Participation: Blogs, Anime and 'Real Life'
The other day, I received an email with the comment:
I would like to see more people spend LESS time on computers and mix more f2f and develop better human interaction skills and become more conscious and concerned about his/her fellow man.
Often, these sort of comments rub me the wrong way. They often promote an image of bloggers and others that spend a lot of time online as a pasty white thirty year old overweight male living in his parents basement and eating nothing but Doritos, or an angst ridden teenage girl who hates everything. Such a stereotypes are inaccurate and don’t really help the discussion of the role of technology in our lives.
Yet I don’t think this is what my friend had in mind and stepping away from a knee jerk reaction to her comment, I think it actually points to an important strength of online media that we need to encourage more of.
Traditional media does not encourage participation. Yes, newspapers allow letters to the editors, but often have very strict limits on how long the letter can be and the number of letters from an individual that they will print over a period of time. Other forms of media are even more restrictive.
Yet with blogs, anyone can easily set one up. The better blogs allow for people to add their own comments. As media changes, we will hopefully see even more participation.
This weekend, I will be participating in Media in Transition 5 up at MIT. It has the tagline, “creativity, ownership and collaboration in the digital age”. I will be participating in a panel, Mousepads, Shoe Leather, and Hope: Lessons from the Dean Campaign for the Future of Internet Politics, and the discussion will be very much about efforts to use the Internet to increase participation.
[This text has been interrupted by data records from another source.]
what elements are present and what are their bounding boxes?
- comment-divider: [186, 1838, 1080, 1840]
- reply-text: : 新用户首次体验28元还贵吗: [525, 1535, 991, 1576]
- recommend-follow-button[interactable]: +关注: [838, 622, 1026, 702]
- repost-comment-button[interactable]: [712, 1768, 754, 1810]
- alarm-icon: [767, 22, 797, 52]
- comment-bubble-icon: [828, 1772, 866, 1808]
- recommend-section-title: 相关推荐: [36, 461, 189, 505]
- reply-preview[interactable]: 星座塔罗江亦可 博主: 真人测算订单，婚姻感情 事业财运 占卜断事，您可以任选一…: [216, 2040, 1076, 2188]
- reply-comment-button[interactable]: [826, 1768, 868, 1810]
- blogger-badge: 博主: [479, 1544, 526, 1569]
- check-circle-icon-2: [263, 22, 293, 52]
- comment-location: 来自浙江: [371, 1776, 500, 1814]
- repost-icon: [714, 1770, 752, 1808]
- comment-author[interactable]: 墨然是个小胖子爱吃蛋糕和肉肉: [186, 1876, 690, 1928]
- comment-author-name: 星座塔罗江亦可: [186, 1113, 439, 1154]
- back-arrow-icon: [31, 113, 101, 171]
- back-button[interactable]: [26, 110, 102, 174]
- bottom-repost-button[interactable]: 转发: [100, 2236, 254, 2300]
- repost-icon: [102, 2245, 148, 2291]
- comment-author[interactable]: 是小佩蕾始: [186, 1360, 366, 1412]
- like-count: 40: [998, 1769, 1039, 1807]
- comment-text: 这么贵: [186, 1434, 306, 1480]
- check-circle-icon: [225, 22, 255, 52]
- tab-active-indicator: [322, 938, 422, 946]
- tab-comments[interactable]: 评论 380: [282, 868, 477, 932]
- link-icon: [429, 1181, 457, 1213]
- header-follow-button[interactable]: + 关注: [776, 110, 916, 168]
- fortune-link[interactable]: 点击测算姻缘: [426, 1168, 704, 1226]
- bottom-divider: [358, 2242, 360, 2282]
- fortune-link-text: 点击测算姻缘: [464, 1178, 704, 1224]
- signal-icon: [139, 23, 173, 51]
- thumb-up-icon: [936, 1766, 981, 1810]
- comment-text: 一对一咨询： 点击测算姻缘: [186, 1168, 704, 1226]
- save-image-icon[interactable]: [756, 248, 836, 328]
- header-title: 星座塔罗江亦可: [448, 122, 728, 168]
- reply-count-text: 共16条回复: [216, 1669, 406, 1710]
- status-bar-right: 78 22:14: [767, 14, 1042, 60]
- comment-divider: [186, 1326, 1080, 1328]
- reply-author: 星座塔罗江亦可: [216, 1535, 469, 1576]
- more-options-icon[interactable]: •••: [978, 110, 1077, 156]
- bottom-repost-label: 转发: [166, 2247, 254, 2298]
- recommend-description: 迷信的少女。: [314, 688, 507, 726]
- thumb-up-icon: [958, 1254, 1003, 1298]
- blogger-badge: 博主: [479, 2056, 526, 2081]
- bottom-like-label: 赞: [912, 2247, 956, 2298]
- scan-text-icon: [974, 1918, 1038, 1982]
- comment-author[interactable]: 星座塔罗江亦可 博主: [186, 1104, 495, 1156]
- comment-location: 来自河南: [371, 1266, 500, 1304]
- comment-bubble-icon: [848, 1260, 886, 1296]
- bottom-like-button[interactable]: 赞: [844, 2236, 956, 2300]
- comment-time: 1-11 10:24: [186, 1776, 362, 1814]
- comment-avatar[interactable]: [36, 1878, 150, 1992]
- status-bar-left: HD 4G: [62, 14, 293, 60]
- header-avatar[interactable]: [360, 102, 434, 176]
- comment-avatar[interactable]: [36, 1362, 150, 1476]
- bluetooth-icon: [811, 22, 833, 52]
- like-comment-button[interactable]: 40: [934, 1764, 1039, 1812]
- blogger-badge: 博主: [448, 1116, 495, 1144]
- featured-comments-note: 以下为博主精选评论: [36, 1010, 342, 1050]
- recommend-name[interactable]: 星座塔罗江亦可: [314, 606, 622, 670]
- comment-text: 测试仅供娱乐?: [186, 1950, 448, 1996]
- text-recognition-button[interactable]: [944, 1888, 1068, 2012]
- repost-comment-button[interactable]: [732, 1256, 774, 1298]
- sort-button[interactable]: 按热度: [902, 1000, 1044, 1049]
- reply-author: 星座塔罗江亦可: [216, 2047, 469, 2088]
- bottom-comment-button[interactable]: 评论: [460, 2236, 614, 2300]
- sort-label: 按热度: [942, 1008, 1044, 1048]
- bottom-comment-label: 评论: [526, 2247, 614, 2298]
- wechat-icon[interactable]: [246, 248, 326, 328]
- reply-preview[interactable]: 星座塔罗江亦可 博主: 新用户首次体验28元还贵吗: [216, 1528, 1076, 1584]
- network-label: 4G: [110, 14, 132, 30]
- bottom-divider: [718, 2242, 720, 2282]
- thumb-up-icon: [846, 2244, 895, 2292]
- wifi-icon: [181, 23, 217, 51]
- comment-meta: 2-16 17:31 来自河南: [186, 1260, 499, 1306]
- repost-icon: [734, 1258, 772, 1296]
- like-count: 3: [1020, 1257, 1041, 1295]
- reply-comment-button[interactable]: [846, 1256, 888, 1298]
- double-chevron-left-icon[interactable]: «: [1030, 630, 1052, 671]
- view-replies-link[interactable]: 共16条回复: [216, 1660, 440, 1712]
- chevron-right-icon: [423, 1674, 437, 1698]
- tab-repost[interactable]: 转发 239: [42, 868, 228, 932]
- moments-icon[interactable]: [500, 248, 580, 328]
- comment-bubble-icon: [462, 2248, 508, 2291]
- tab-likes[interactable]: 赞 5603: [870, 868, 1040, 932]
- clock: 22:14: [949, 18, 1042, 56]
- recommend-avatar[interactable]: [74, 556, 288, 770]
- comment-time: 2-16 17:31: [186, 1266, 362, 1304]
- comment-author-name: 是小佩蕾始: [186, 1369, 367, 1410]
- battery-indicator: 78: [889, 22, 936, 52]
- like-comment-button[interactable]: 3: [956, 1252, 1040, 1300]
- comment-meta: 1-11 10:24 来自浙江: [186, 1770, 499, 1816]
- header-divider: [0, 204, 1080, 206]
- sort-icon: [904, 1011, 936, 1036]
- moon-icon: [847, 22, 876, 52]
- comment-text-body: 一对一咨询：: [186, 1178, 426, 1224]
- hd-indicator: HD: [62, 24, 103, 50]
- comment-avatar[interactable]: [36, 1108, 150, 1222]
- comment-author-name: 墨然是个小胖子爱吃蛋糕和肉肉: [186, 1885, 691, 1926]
As I read through the program, another paper caught my eye. Anime Pleasure as a Playground of Sexuality, Power, and Resistance,
Further, these evasive and transgressive pleasures empower anime otaku to go beyond image consumption, actively and constantly changing, manipulating, and subverting anime images in their practices, such as creating amateur manga, peer-to-peer networks and websites, and participating anime convention and cosplay (costume-role-play). Anime otaku’s pleasurable practices demonstrate de-assurance of their supposed identity and engender an imperceptible but playful politics that strays from social structures in which they reside. To that end, this paper suggests that anime pleasures offer a chance to develop not an escape from ideological constructions, but new ways of creative production and of resistance to the regulatory power in the practitioners’ own favor.
My eldest daughter just got back from an anime convention so we had a fascinating discussion which supported the author’s contention. It seems as if, when done well, people spending time on computers, whether it be blogging, role playing, or “changing, manipulating, and subverting anime images” can actually help people “develop better human interaction skills and become more conscious and concerned about his/her fellow man”. These skills and consciousness just may bring about “new ways of creative production and of resistance to the regulatory power” and I look forward to discussing this face to face with the author in Boston.
Blogs and Commenting
Submitted by notesbecomethee on Tue, 04/24/2007 - 23:51. span>"Yet with blogs, anyone can easily set one up. The better blogs allow for people to add their own comments. As media changes, we will hopefully see even more participation."
I love the ability blogs provide for anyone to post their ideas about various topics and get some real discussion going online. It is a way to expand one's perspective and can provide opportunities to engage in some really interesting dialogue. I hope to encourage more reader participation and interaction on my blog and salute others who do the same (and are often more successful than I am). Thanks for posting this insightful entry.